Hi 🤗 This repository contains all the code and exercise answers of the book Hands-On Generative AI with Transformers and Diffusion Models.
- Omar Sanseviero (X, LinkedIn, website): Omar Sanseviero was the Chief Llama Officer and Head of Platform and Community at Hugging Face, leading the developer advocacy engineering, on-device, and moonshot teams. Omar has extensive engineering experience working at Google in Google Assistant and TensorFlow Graphics. Omar’s work at Hugging Face was at the intersection of open source, product, research, and technical communities.
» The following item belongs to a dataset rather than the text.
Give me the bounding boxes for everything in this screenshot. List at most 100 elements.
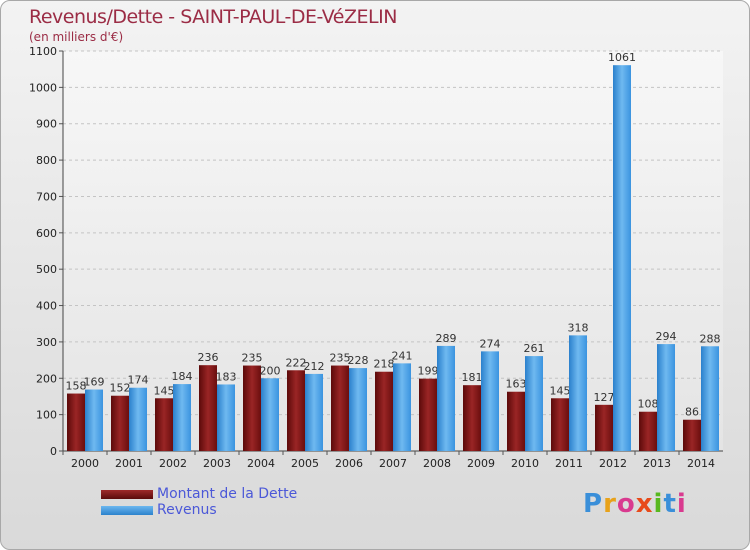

- Pedro Cuenca (X, LinkedIn): Pedro Cuenca is a machine learning engineer at Hugging Face working on diffusion software, models, and applications. He has 20+ years of software development experience in fields like internet applications and iOS. As a cofounder and CTO of LateNiteSoft, he worked on the technology behind Camera+, a successful iPhone app that used custom ML models for photography enhancement. He created deep-learning models for tasks such as photography enhancement and super-resolution. He was also involved in the development of and operations behind DALL·E mini. He brings a practical vision of integrating AI research into real-world services and the challenges and optimizations involved.
- Apolinario Passos (X, LinkedIn, website): Apolinario Passos is a machine learning art engineer at Hugging Face working across different teams on multiple machine learning for art and creativity use cases. Apolinario has 10+ years of professional and artistic experience, alternating between holding art exhibitions, coding, and product management, having been a head of product at World Data Lab. Apolinario aims to ensure that the ML ecosystem supports and makes sense for artistic use cases. He is also an artist that works with interactive installations using AI.
- Jonathan Whitaker (X, LinkedIn, website): Jonathan Whitaker is a data scientist and deep learning researcher focused on generative modeling. In addition to his R&D work at answer.ai, he focuses on sharing knowledge via the DataScienceCastnet YouTube channel and various free online resources he has created.
The book is available on:
To get the most out of this book, we recommend running the code examples as you read along. Experimenting with the code by making changes and exploring different scenarios will enhance your understanding. Working with transformers and diffusion models can be computationally intensive, so having access to a computer with an GPU is needed.
There are multiple online options that you can use, such as Google Colaboratory and Kaggle Notebooks. Most code should work on any Google Colab instance. We recommend you use GPU runtimes, which provide a T4 for free, specially for chapters with training loops.
There are many support utilities and helper functions used throughout the book. To access them, please install the genaibook package:
pip install genaibook
This will, in turn, install the libraries required to run transformers and diffusion models, along with PyTorch, Matplotlib, NumPy, and other essentials.